Robadey quer destinar 5% da taxa de incêndio para municípios

Recursos seriam aplicados nas ações de prevenção das defesas civis municipais
quarta-feira, 09 de janeiro de 2019
por Alerrandre Barros (alerrandre@avozdaserra.com.br)
Robadey (de farda) na reunião com Witzel (Divulgação)
Robadey (de farda) na reunião com Witzel (Divulgação)

O secretário estadual de Defesa Civil e comandante-geral do Corpo de Bombeiros, coronel Roberto Robadey Jr, vai encaminhar à Assembleia Legislativa do Estado do Rio de Janeiro (Alerj) um projeto de lei para que 5% do Fundo Especial do Corpo de Bombeiros (Funesbom), mantido com a arrecadação anual da taxa de incêndio, sejam destinados aos municípios. No ano passado, o fundo arrecadou R$ 232,7 milhões.

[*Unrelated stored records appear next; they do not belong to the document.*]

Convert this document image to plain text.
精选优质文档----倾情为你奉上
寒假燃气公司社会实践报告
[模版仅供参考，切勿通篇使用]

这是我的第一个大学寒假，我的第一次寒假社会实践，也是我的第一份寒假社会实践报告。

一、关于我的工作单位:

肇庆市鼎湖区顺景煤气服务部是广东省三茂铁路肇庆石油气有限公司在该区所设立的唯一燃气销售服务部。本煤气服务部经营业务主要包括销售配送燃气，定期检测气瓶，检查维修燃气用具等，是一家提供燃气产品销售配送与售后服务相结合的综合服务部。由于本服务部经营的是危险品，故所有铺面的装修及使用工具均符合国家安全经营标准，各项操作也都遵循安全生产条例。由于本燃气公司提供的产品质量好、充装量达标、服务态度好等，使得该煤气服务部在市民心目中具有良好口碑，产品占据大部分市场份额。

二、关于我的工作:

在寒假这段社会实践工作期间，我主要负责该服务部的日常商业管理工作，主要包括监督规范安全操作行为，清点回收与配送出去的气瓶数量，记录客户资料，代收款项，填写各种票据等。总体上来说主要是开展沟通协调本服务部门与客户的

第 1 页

“Vamos fazer uma distribuição dos recursos para que as cidades possam aplicar nas suas defesas civis municipais, comprando equipamentos, investindo em treinamentos, entre outras finalidades. Isso trará grande avanço”, detalhou o coronel.

A taxa de incêndio é cobrada de proprietários de imóveis residenciais e não-residenciais no estado. São isentos somente os contribuintes que possuem casa com até 50 metros quadrados, idosos, pensionistas ou portadores de deficiência física, estes três últimos desde que tenham renda até cinco salários mínimos e possuam apenas um imóvel residencial de até 120 metros quadrados.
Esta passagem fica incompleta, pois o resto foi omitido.